Last week, the Policy Network Observatory published a new essay by Network chair Beth Simone Noveck on “The Rise of the Citizen Expert.” Noveck’s piece explores the move from “open call” crowdsourcing – which “fails to match individuals to what matters to them, or, in this case, match people to problems based on what they can do” – to smarter crowdsourcing efforts that match demand to supply of expertise.
For example: “If a city really wants to improve the chances of crafting a workable plan for bike lanes, it should be able to reach out to urban planners, transportation engineers, cyclists, and cab drivers and offer them ways to participate meaningfully. When a public organisation needs hands on help from techies to build better websites or data crunching from data scientists, it needs to be able to connect”

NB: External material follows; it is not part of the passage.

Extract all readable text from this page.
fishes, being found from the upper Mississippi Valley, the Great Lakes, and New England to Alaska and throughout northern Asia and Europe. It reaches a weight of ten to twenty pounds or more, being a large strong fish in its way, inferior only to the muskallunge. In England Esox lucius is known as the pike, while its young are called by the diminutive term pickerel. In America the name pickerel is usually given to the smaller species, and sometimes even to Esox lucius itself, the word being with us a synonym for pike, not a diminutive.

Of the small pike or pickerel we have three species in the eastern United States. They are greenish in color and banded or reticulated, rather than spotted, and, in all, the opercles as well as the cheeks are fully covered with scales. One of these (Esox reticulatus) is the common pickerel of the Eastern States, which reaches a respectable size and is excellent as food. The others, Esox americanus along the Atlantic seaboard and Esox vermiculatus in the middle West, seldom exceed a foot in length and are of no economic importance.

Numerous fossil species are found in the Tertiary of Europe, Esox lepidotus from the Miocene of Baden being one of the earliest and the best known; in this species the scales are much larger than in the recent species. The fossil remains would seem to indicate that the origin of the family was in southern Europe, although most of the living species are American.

Noveck goes on to make five policy recommendations based on the need of “taking citizen expertise seriously,” including updating “the legal frameworks that dictate how governments get expertise using new technology” and building “a wider variety of matching tools to tap talent, especially talent within the public service, reliably in the public interest.”
She concludes:
“Although in many places, we enjoy well-functioning government institutions run by competent professionals, the failure to take advantage of new data-rich tools to enable government to reliably get expertise – credentialed, skilled and experiential – imposes a significant opportunity cost. The greatest challenge of our time is to create political institutions innovative enough to tackle increasingly complex issues from ensuring economic stability to stopping terrorism to saving the planet. Closed-door ways of working rob us of the innovative ideas, robust talents, hard work, and diverse perspectives that are vital to making government more effective.”